A Bird’s Eye View


When you think of the Menchville parking lot, a couple things come to mind: speeding students, crazy long carpool lines, and “perfect” parking jobs to name a few. The family of ospreys that make their home on one of the light posts might not be the first thing people think of but it’s worth talking about. 


The Chesapeake Bay region is home to the highest concentration of ospreys for about half a year. They are a migratory species so they spend the winter months basking in the warmer weather of South America. This time of year is typically when the birds begin their trek back up the coast to assume their summer homes in Virginia. Ospreys are common birds that can be found all around the world, excluding Antarctica, and their only necessary contiguity is that they are near water since their diet mainly consists of fish. To spot an osprey, look for their approximate five-foot wingspan with white and dark brown feathers accented by stunning yellow eyes.

The pair of ospreys, also called a duet, that have nested at Menchville have been part of the community for years.

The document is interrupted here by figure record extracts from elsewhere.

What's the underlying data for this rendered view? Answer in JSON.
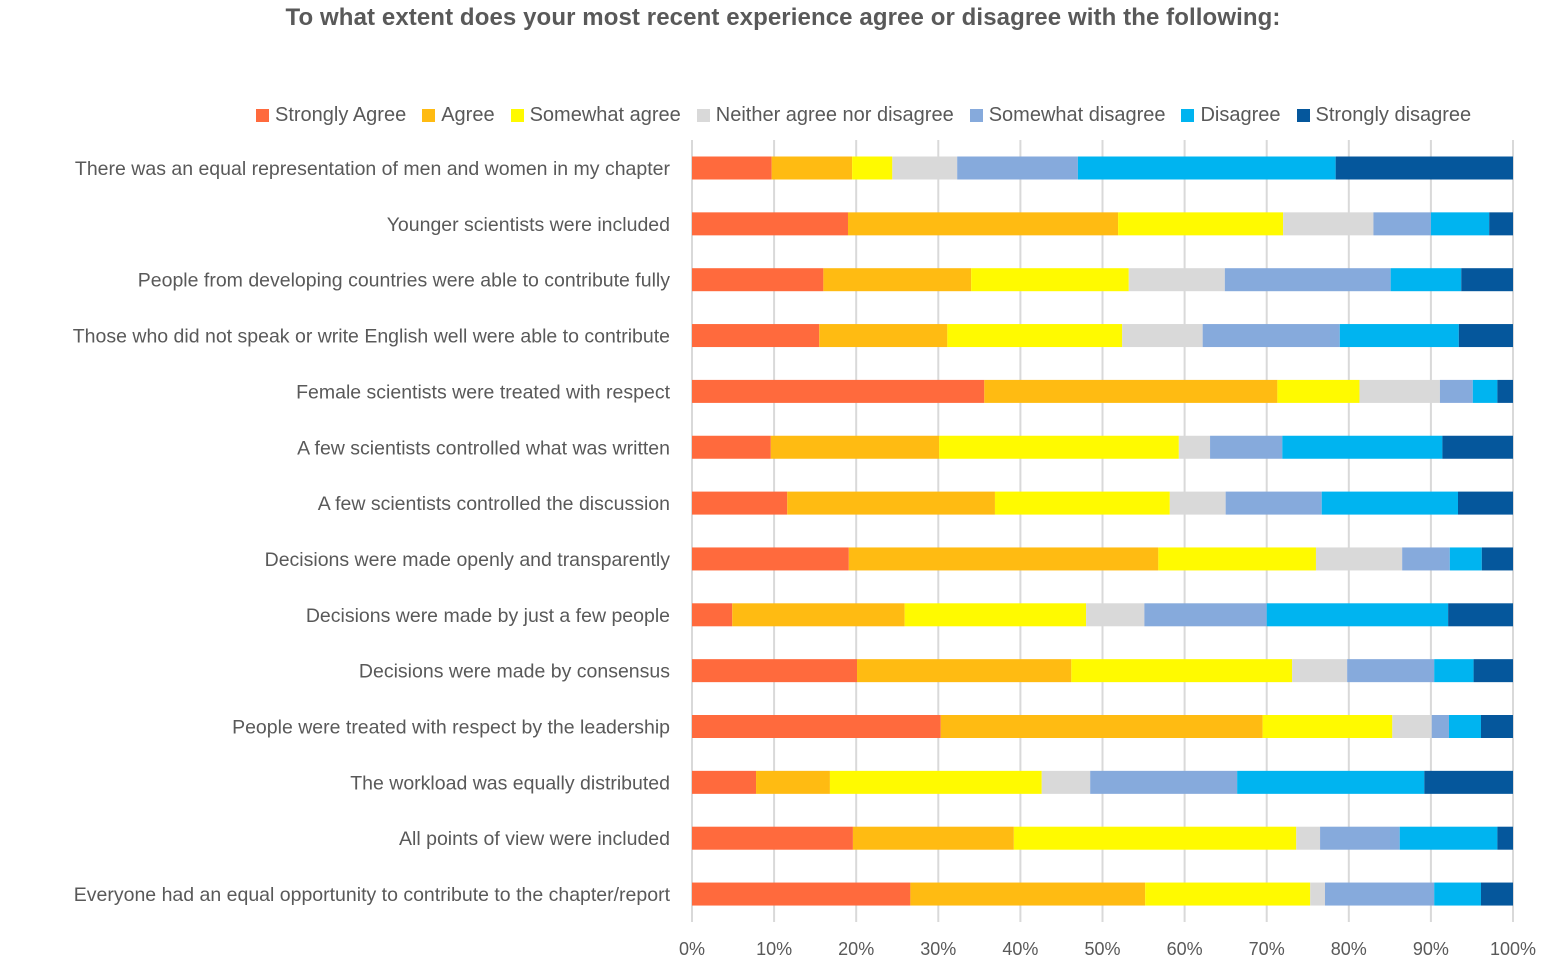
{
  "chart_data": {
    "type": "bar",
    "orientation": "horizontal",
    "stacked": "100%",
    "title": "To what extent does your most recent experience agree or disagree with the following:",
    "xlabel": "",
    "ylabel": "",
    "xlim": [
      0,
      100
    ],
    "x_ticks": [
      "0%",
      "10%",
      "20%",
      "30%",
      "40%",
      "50%",
      "60%",
      "70%",
      "80%",
      "90%",
      "100%"
    ],
    "grid": "vertical",
    "legend_position": "top",
    "categories": [
      "There was an equal representation of men and women in my chapter",
      "Younger scientists were included",
      "People from developing countries were able to contribute fully",
      "Those who did not speak or write English well were able to contribute",
      "Female scientists were treated with respect",
      "A few scientists controlled what was written",
      "A few scientists controlled the discussion",
      "Decisions were made openly and transparently",
      "Decisions were made by just a few people",
      "Decisions were made by consensus",
      "People were treated with respect by the leadership",
      "The workload was equally distributed",
      "All points of view were included",
      "Everyone had an equal opportunity to contribute to the chapter/report"
    ],
    "series": [
      {
        "name": "Strongly Agree",
        "color": "#FF6A3D",
        "values": [
          9.7,
          19.0,
          16.0,
          15.5,
          35.6,
          9.6,
          11.6,
          19.1,
          4.9,
          20.1,
          30.3,
          7.8,
          19.6,
          26.6
        ]
      },
      {
        "name": "Agree",
        "color": "#FFBB12",
        "values": [
          9.8,
          32.9,
          18.0,
          15.6,
          35.7,
          20.5,
          25.3,
          37.7,
          21.0,
          26.1,
          39.2,
          9.0,
          19.6,
          28.6
        ]
      },
      {
        "name": "Somewhat agree",
        "color": "#FFFA00",
        "values": [
          4.9,
          20.1,
          19.2,
          21.3,
          10.0,
          29.2,
          21.3,
          19.2,
          22.1,
          26.9,
          15.8,
          25.8,
          34.4,
          20.1
        ]
      },
      {
        "name": "Neither agree nor disagree",
        "color": "#D9D9D9",
        "values": [
          7.9,
          11.0,
          11.7,
          9.8,
          9.8,
          3.8,
          6.8,
          10.5,
          7.1,
          6.7,
          4.8,
          5.9,
          2.9,
          1.8
        ]
      },
      {
        "name": "Somewhat disagree",
        "color": "#86AADC",
        "values": [
          14.7,
          7.0,
          20.2,
          16.7,
          4.0,
          8.8,
          11.7,
          5.8,
          14.9,
          10.6,
          2.1,
          17.9,
          9.7,
          13.3
        ]
      },
      {
        "name": "Disagree",
        "color": "#00B4F0",
        "values": [
          31.4,
          7.1,
          8.6,
          14.5,
          3.0,
          19.5,
          16.6,
          3.9,
          22.1,
          4.8,
          3.9,
          22.8,
          11.9,
          5.7
        ]
      },
      {
        "name": "Strongly disagree",
        "color": "#05579C",
        "values": [
          21.6,
          2.9,
          6.3,
          6.6,
          1.9,
          8.6,
          6.7,
          3.8,
          7.9,
          4.8,
          3.9,
          10.8,
          1.9,
          3.9
        ]
      }
    ]
  }
}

First, they made their home on a light post in the baseball field. Unfortunately, that post was removed and the birds had to adjust accordingly. Now, they return each season to their distinguishable home atop a central light post in the student parking lot. This location gives them a great vantage point, away from predators and close to the Warwick River just down the road. It is also perfect for welcoming new hatchlings, an ongoing tradition that keeps generations of ospreys making Menchville their part time home. Their nest is protected under the Migratory Bird Treaty Act, MBTA, which prohibits anyone from hunting, selling, or transporting migratory birds, their nests, or eggs. 

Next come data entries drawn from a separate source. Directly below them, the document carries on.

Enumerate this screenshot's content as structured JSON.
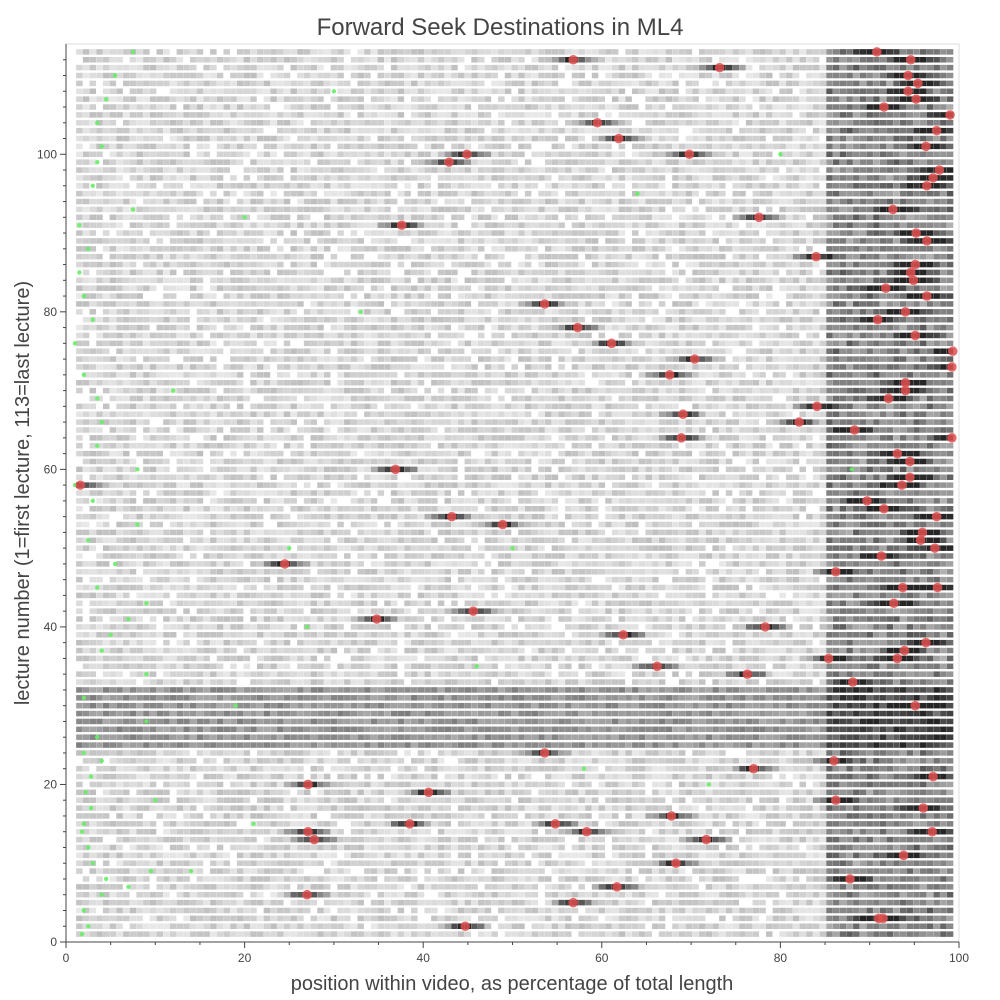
{
  "chart_data": {
    "type": "heatmap",
    "title": "Forward Seek Destinations in ML4",
    "xlabel": "position within video, as percentage of total length",
    "ylabel": "lecture number (1=first lecture, 113=last lecture)",
    "xlim": [
      0,
      100
    ],
    "ylim": [
      0,
      114
    ],
    "x_ticks": [
      0,
      20,
      40,
      60,
      80,
      100
    ],
    "y_ticks": [
      0,
      20,
      40,
      60,
      80,
      100
    ],
    "grid": false,
    "colors": {
      "heat": "#000000",
      "peak_marker": "#e05050",
      "start_marker": "#66ee66",
      "text": "#444444",
      "axis": "#444444"
    },
    "series": [
      {
        "type": "scatter",
        "points": [
          [
            44.7,
            2
          ],
          [
            91.5,
            3
          ],
          [
            91,
            3
          ],
          [
            56.8,
            5
          ],
          [
            27,
            6
          ],
          [
            61.7,
            7
          ],
          [
            87.8,
            8
          ],
          [
            68.3,
            10
          ],
          [
            93.8,
            11
          ],
          [
            71.7,
            13
          ],
          [
            27.8,
            13
          ],
          [
            58.3,
            14
          ],
          [
            27.1,
            14
          ],
          [
            97,
            14
          ],
          [
            38.5,
            15
          ],
          [
            54.8,
            15
          ],
          [
            67.8,
            16
          ],
          [
            96,
            17
          ],
          [
            86.2,
            18
          ],
          [
            40.6,
            19
          ],
          [
            27.1,
            20
          ],
          [
            97.1,
            21
          ],
          [
            77,
            22
          ],
          [
            86,
            23
          ],
          [
            53.6,
            24
          ],
          [
            95.1,
            30
          ],
          [
            88.1,
            33
          ],
          [
            76.3,
            34
          ],
          [
            66.2,
            35
          ],
          [
            85.4,
            36
          ],
          [
            93.1,
            36
          ],
          [
            93.9,
            37
          ],
          [
            96.3,
            38
          ],
          [
            78.3,
            40
          ],
          [
            62.4,
            39
          ],
          [
            34.8,
            41
          ],
          [
            45.6,
            42
          ],
          [
            92.7,
            43
          ],
          [
            97.6,
            45
          ],
          [
            93.7,
            45
          ],
          [
            86.2,
            47
          ],
          [
            24.5,
            48
          ],
          [
            91.3,
            49
          ],
          [
            97.3,
            50
          ],
          [
            95.7,
            51
          ],
          [
            95.9,
            52
          ],
          [
            48.9,
            53
          ],
          [
            43.2,
            54
          ],
          [
            97.5,
            54
          ],
          [
            91.6,
            55
          ],
          [
            89.7,
            56
          ],
          [
            93.6,
            58
          ],
          [
            94.5,
            59
          ],
          [
            36.9,
            60
          ],
          [
            94.5,
            61
          ],
          [
            93.1,
            62
          ],
          [
            68.9,
            64
          ],
          [
            99.2,
            64
          ],
          [
            88.3,
            65
          ],
          [
            82.1,
            66
          ],
          [
            69.1,
            67
          ],
          [
            84.1,
            68
          ],
          [
            92.1,
            69
          ],
          [
            94,
            70
          ],
          [
            94,
            71
          ],
          [
            67.6,
            72
          ],
          [
            99.2,
            73
          ],
          [
            70.4,
            74
          ],
          [
            99.3,
            75
          ],
          [
            61.1,
            76
          ],
          [
            57.3,
            78
          ],
          [
            95.1,
            77
          ],
          [
            90.9,
            79
          ],
          [
            94,
            80
          ],
          [
            53.6,
            81
          ],
          [
            96.4,
            82
          ],
          [
            91.8,
            83
          ],
          [
            94.9,
            84
          ],
          [
            94.6,
            85
          ],
          [
            95.1,
            86
          ],
          [
            84,
            87
          ],
          [
            96.4,
            89
          ],
          [
            95.2,
            90
          ],
          [
            77.6,
            92
          ],
          [
            37.6,
            91
          ],
          [
            92.6,
            93
          ],
          [
            96.4,
            96
          ],
          [
            97.1,
            97
          ],
          [
            97.8,
            98
          ],
          [
            1.6,
            58
          ],
          [
            42.9,
            99
          ],
          [
            44.9,
            100
          ],
          [
            69.8,
            100
          ],
          [
            96.3,
            101
          ],
          [
            61.9,
            102
          ],
          [
            97.5,
            103
          ],
          [
            59.5,
            104
          ],
          [
            99,
            105
          ],
          [
            91.6,
            106
          ],
          [
            95.2,
            107
          ],
          [
            94.3,
            108
          ],
          [
            95.4,
            109
          ],
          [
            94.3,
            110
          ],
          [
            73.2,
            111
          ],
          [
            56.8,
            112
          ],
          [
            94.6,
            112
          ],
          [
            90.8,
            113
          ]
        ]
      },
      {
        "type": "scatter",
        "points": [
          [
            1.8,
            1
          ],
          [
            2.5,
            2
          ],
          [
            2.0,
            4
          ],
          [
            4.0,
            6
          ],
          [
            7.0,
            7
          ],
          [
            4.5,
            8
          ],
          [
            9.5,
            9
          ],
          [
            3.0,
            10
          ],
          [
            2.5,
            12
          ],
          [
            1.8,
            14
          ],
          [
            2.0,
            15
          ],
          [
            2.8,
            17
          ],
          [
            2.2,
            19
          ],
          [
            2.8,
            21
          ],
          [
            4.0,
            23
          ],
          [
            2.0,
            24
          ],
          [
            3.5,
            26
          ],
          [
            9.0,
            28
          ],
          [
            2.0,
            31
          ],
          [
            9.0,
            34
          ],
          [
            4.0,
            37
          ],
          [
            5.0,
            39
          ],
          [
            7.0,
            41
          ],
          [
            9.0,
            43
          ],
          [
            3.5,
            45
          ],
          [
            5.5,
            48
          ],
          [
            2.5,
            51
          ],
          [
            8.0,
            53
          ],
          [
            3.0,
            56
          ],
          [
            1.0,
            58
          ],
          [
            8.0,
            60
          ],
          [
            3.5,
            63
          ],
          [
            4.0,
            66
          ],
          [
            3.5,
            69
          ],
          [
            2.0,
            72
          ],
          [
            1.0,
            76
          ],
          [
            3.0,
            79
          ],
          [
            2.0,
            82
          ],
          [
            1.5,
            85
          ],
          [
            2.5,
            88
          ],
          [
            1.5,
            91
          ],
          [
            7.5,
            93
          ],
          [
            3.0,
            96
          ],
          [
            3.5,
            99
          ],
          [
            4.0,
            101
          ],
          [
            3.5,
            104
          ],
          [
            4.5,
            107
          ],
          [
            5.5,
            110
          ],
          [
            7.5,
            113
          ],
          [
            14.0,
            9
          ],
          [
            21.0,
            15
          ],
          [
            19.0,
            30
          ],
          [
            25.0,
            50
          ],
          [
            12.0,
            70
          ],
          [
            20.0,
            92
          ],
          [
            30.0,
            108
          ],
          [
            46.0,
            35
          ],
          [
            58.0,
            22
          ],
          [
            64.0,
            95
          ],
          [
            72.0,
            20
          ],
          [
            80.0,
            100
          ],
          [
            88.0,
            60
          ],
          [
            50.0,
            50
          ],
          [
            33.0,
            80
          ],
          [
            27.0,
            40
          ],
          [
            10.0,
            18
          ]
        ]
      }
    ]
  }
}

As studies have shown regarding osprey migration, their stay in the 757 might actually be extending. Waters are warming due to global warming which is keeping fish in town. Without having to chase their prey down the east coast, ospreys are able to stick around a few more weeks into the fall and come back a little sooner in the spring. Luckily, ospreys are a highly adaptable species, which is evident by their wide range of habitats. If this progresses, these ospreys could be full time monarchs.